Treatment for ICL involves treating and preventing opportunistic infections;10 however, there is no evidence supporting preventive therapy for CMV pneumonia. Cytokine therapies with interleukin (IL)-2 and IL-17, which could improve survival and help in CD4 and CD8 cells, are still under trial.11,12
In our patient, the diagnosis of CMV pneumonia was suspected when the patient was not responding to any treatment. Positive histopathology and serology for CMV pneumonia inspired the search for immunodeficiency disorders. A detailed literature review was done on PubMed using Mesh terms including ([{cmv pneumonia} OR {cytomegalovirus pneumonia}] AND [{lymphopenia} OR {idiopathic CD4 lymphocytopenia} OR {CD4 lymphocytopenia}]). Six articles were found after excluding HIV-positive case reports (Table 1).8,13–17
| Reference | Author | Age (year) | Symptoms of CMV | Diagnosis of CMV | Comorbid conditions | Immunosuppressive agents | Lymphopenia/CD4 levels | Concomitant infections | Treatment | Outcome |
|---|---|---|---|---|---|---|---|---|---|---|
| 8 | Cunha et al.8 | 64 (2009) | Dyspnoea, fever, myalgia | IgM CMV | Nil | No | Lymphopenia CD4 not mentioned |
No | GCV | Discharged‡ |
| 13 | Chumpitazi et al. | 52 (2014) | Dyspnoea, dry cough | CMV DNA | No | No | Lymphopenia CD4 <70 |
PJP | GCV, co-trimoxazole | Death* |
| 14 | Amiya et al. | 80 (2021) | Dry cough, fever | Histology (Autopsy) | Covid-19 | Corticosteroids | Lymphopenia CD4 not mentioned |
Candida parapsilosis | Micafungin, co-trimoxazole | Death† |
| 15 | Oe et al.15 | 80 (2010) | Dyspnoea | CMV DNA | Bronchial asthma | Corticosteroids | Lymphopenia CD4-40 |
No | GCV | Death§ |
| 16 | Yaman et al.16 | 55 (2009) | Dyspnoea, fever, hypoxia | CMV DNA | Malignant glioma | Temozolomide | Lymphopenia (CD4 not measured) | No | GCV, temozolomide stopped | Improved¶ |
| 17 | Tarr et al.17 | 59 (2001) | Fever, diarrhoea, cough | CMV DNA, histology | Thymoma (Good syndrome) | No | 185 | PJP, H Influenza | GCV, Foscarnet | Improved** |
GCV Ganciclovir VCV Valganciclovir BAL Bronchoalveolar lavage PJP Pneumocystis jirovecii pneumonia CMV Cytomegalovirus CVID Common variable immunodeficiency CAP Community-acquired pneumonia*idiopathic CD4 lymphocytopenia should be treated with appropriate antiviral therapy.
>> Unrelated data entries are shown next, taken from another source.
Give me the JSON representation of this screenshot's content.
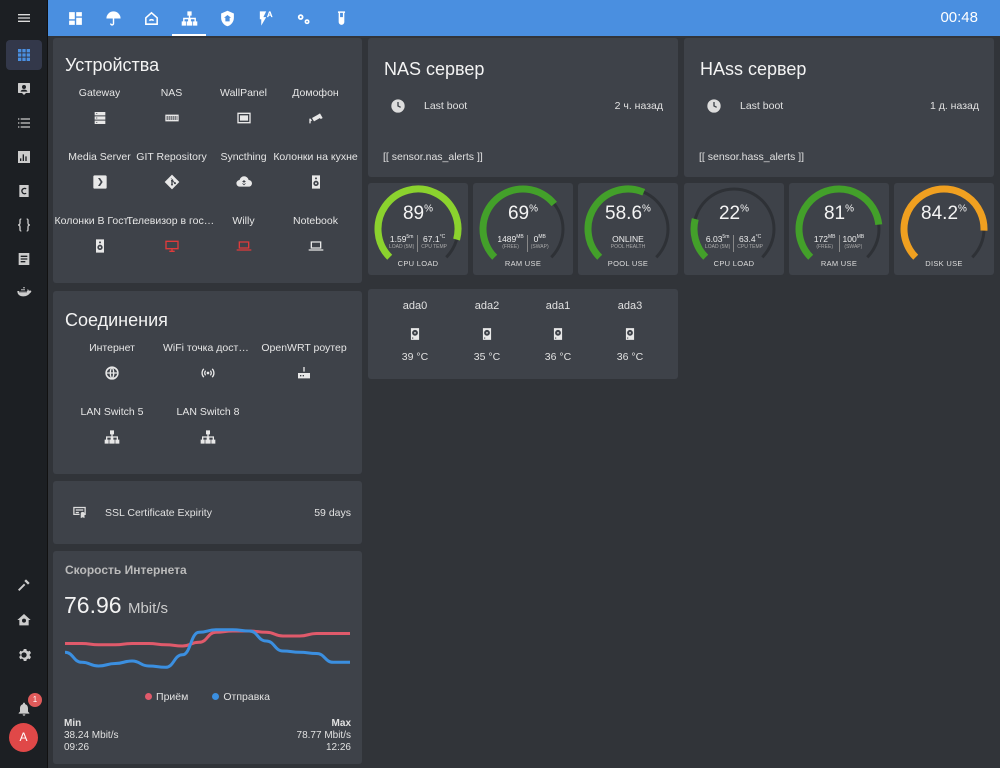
{
  "topbar": {
    "time": "00:48",
    "tabs": [
      {
        "icon": "dashboard-icon"
      },
      {
        "icon": "umbrella-icon"
      },
      {
        "icon": "home-automation-icon"
      },
      {
        "icon": "network-icon",
        "active": true
      },
      {
        "icon": "shield-home-icon"
      },
      {
        "icon": "flash-auto-icon"
      },
      {
        "icon": "cogs-icon"
      },
      {
        "icon": "test-tube-icon"
      }
    ]
  },
  "sidebar": {
    "items": [
      "menu-icon",
      "grid-icon",
      "account-box-icon",
      "list-icon",
      "chart-icon",
      "ccleaner-icon",
      "code-braces-icon",
      "log-icon",
      "docker-icon"
    ],
    "bottom": [
      "hammer-icon",
      "home-gear-icon",
      "settings-icon"
    ],
    "notifications_count": "1",
    "avatar_letter": "A"
  },
  "devices": {
    "title": "Устройства",
    "items": [
      {
        "name": "Gateway",
        "icon": "server-icon"
      },
      {
        "name": "NAS",
        "icon": "nas-icon"
      },
      {
        "name": "WallPanel",
        "icon": "tablet-icon"
      },
      {
        "name": "Домофон",
        "icon": "cctv-icon"
      },
      {
        "name": "Media Server",
        "icon": "plex-icon"
      },
      {
        "name": "GIT Repository",
        "icon": "git-icon"
      },
      {
        "name": "Syncthing",
        "icon": "cloud-sync-icon"
      },
      {
        "name": "Колонки на кухне",
        "icon": "speaker-icon"
      },
      {
        "name": "Колонки В Гостиной",
        "icon": "speaker-icon"
      },
      {
        "name": "Телевизор в гостиной",
        "icon": "tv-icon",
        "alert": true
      },
      {
        "name": "Willy",
        "icon": "laptop-icon",
        "alert": true
      },
      {
        "name": "Notebook",
        "icon": "laptop-icon"
      }
    ]
  },
  "connections": {
    "title": "Соединения",
    "items": [
      {
        "name": "Интернет",
        "icon": "web-icon"
      },
      {
        "name": "WiFi точка доступа",
        "icon": "wifi-access-point-icon"
      },
      {
        "name": "OpenWRT роутер",
        "icon": "router-icon"
      },
      {
        "name": "LAN Switch 5",
        "icon": "lan-icon"
      },
      {
        "name": "LAN Switch 8",
        "icon": "lan-icon"
      }
    ]
  },
  "ssl": {
    "label": "SSL Certificate Expirity",
    "value": "59 days",
    "icon": "certificate-icon"
  },
  "speed": {
    "title": "Скорость Интернета",
    "value": "76.96",
    "unit": "Mbit/s",
    "legend_rx": "Приём",
    "legend_tx": "Отправка",
    "min_label": "Min",
    "min_value": "38.24 Mbit/s",
    "min_time": "09:26",
    "max_label": "Max",
    "max_value": "78.77 Mbit/s",
    "max_time": "12:26",
    "rx_color": "#e05a6b",
    "tx_color": "#3b8fe0",
    "rx_series": [
      62,
      62,
      61,
      61,
      62,
      62,
      61,
      60,
      63,
      71,
      72,
      72,
      71,
      68,
      68,
      70,
      70,
      70
    ],
    "tx_series": [
      55,
      47,
      44,
      46,
      48,
      44,
      43,
      53,
      71,
      73,
      73,
      72,
      64,
      56,
      55,
      54,
      47,
      47
    ]
  },
  "nas": {
    "title": "NAS сервер",
    "boot_label": "Last boot",
    "boot_value": "2 ч. назад",
    "alerts": "[[ sensor.nas_alerts ]]"
  },
  "hass": {
    "title": "HAss сервер",
    "boot_label": "Last boot",
    "boot_value": "1 д. назад",
    "alerts": "[[ sensor.hass_alerts ]]"
  },
  "gauges": [
    {
      "value": "89",
      "pct": 89,
      "unit": "%",
      "color": "#8bd22e",
      "label": "CPU LOAD",
      "subs": [
        {
          "v": "1.59",
          "u": "5m",
          "l": "LOAD (5M)"
        },
        {
          "v": "67.1",
          "u": "°C",
          "l": "CPU TEMP"
        }
      ]
    },
    {
      "value": "69",
      "pct": 69,
      "unit": "%",
      "color": "#43a02a",
      "label": "RAM USE",
      "subs": [
        {
          "v": "1489",
          "u": "MB",
          "l": "(FREE)"
        },
        {
          "v": "0",
          "u": "MB",
          "l": "(SWAP)"
        }
      ]
    },
    {
      "value": "58.6",
      "pct": 58.6,
      "unit": "%",
      "color": "#43a02a",
      "label": "POOL USE",
      "subs": [
        {
          "v": "ONLINE",
          "u": "",
          "l": "POOL HEALTH"
        }
      ]
    },
    {
      "value": "22",
      "pct": 22,
      "unit": "%",
      "color": "#43a02a",
      "label": "CPU LOAD",
      "subs": [
        {
          "v": "6.03",
          "u": "5m",
          "l": "LOAD (5M)"
        },
        {
          "v": "63.4",
          "u": "°C",
          "l": "CPU TEMP"
        }
      ]
    },
    {
      "value": "81",
      "pct": 81,
      "unit": "%",
      "color": "#43a02a",
      "label": "RAM USE",
      "subs": [
        {
          "v": "172",
          "u": "MB",
          "l": "(FREE)"
        },
        {
          "v": "100",
          "u": "MB",
          "l": "(SWAP)"
        }
      ]
    },
    {
      "value": "84.2",
      "pct": 84.2,
      "unit": "%",
      "color": "#f0a020",
      "label": "DISK USE",
      "subs": []
    }
  ],
  "disks": [
    {
      "name": "ada0",
      "temp": "39 °C"
    },
    {
      "name": "ada2",
      "temp": "35 °C"
    },
    {
      "name": "ada1",
      "temp": "36 °C"
    },
    {
      "name": "ada3",
      "temp": "36 °C"
    }
  ]
}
Bone marrow transplantation should also be considered †In prolonged lymphopenia with severe CAP, consider CMV ‡Severe CAP can be due to CMV in lymphocytopenic patients if influenza and adeno ruled out §Elderly on steroids should be monitored with CD4 ¶Temozolomide causes lymphopenia which can lead to CMV/opportunistic infections **Thymoma can lead to CVID.
This patient highlights the importance of an extensive evaluation of immunocompromised status in patients presenting with opportunistic infections, so that uncommon aetiologies, such as CMV pneumonitis, can be diagnosed and treated in a timely manner. ICL is rare condition which should be sought for in patients presenting with opportunistic infection (OI), if HIV serology is negative.